Mas a vida não é um filme e não possuímos ferramentas de retroceder no tempo para além das lembranças que ficam nos episódios, nos ares, nos toques. Não há como dar um restart em datas passadas. Temos sim como retomar a vida a partir de um novo marco, cujo princípio seja cada um de nós. E aprender quem vale ou não ser lembrado. E entender o que devemos matar. Morrer para fazer matar. A famosa morte do pai ou a morte de Deus. Morremos, sabemos, todos os dias, ao viver. A opção de ter a vida como centro deste fluxo é quase sempre nossa. Existem formas de vida mortas. Seres mortos-vivos. Os que não conseguem a si mesmos ver e deixam a vida passar sem viver, sem ao menos saber, a si, ler, compreender.

O mundo do amor, esse estranho sentimento, posto que nos coloca constantemente reféns quando deveria representar a liberdade, carece, muitas vezes, de uma certa utopia para prosseguir. E com o escritor uruguaio Eduardo Galeano aprendemos simplesmente que “A utopia está lá no horizonte. Me aproximo dois passos, ela se afasta dois passos. Caminho dez passos e o horizonte corre dez passos. Por mais que eu caminhe, jamais alcançarei. Para que serve a utopia? Serve para isso: para que eu não deixe de caminhar.”
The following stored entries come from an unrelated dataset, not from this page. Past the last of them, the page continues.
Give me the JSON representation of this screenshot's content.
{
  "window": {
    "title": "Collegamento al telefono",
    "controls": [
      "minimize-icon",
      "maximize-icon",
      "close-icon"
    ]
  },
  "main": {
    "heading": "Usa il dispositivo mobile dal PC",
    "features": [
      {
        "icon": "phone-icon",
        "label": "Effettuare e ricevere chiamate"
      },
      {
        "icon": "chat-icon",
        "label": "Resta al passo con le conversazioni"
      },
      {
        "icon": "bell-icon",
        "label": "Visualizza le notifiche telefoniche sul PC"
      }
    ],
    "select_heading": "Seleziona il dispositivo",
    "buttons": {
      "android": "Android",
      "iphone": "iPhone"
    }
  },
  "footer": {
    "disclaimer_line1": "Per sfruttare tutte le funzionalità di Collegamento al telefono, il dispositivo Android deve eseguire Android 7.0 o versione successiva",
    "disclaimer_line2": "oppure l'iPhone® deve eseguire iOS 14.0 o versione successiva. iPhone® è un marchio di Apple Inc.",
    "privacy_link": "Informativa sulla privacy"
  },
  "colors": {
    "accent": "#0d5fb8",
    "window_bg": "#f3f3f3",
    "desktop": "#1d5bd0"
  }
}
Utopia vem dos radicais gregos /não e topos/lugar, ou seja, o não-lugar. O conceito foi cunhado pelo escritor inglês Tomas More, no início do século dezesseis, num livro homônimo que descreve uma sociedade perfeita em todos os sentidos. É com esse não-lugar que muitos não conseguem se relacionar na busca constante pela estabilidade enquanto o curso é o que rege. Não se agarra o fluxo, tampouco se solta nele. O fluxo é energia que faz mover todas as formas de ser e estar. Viver e morrer.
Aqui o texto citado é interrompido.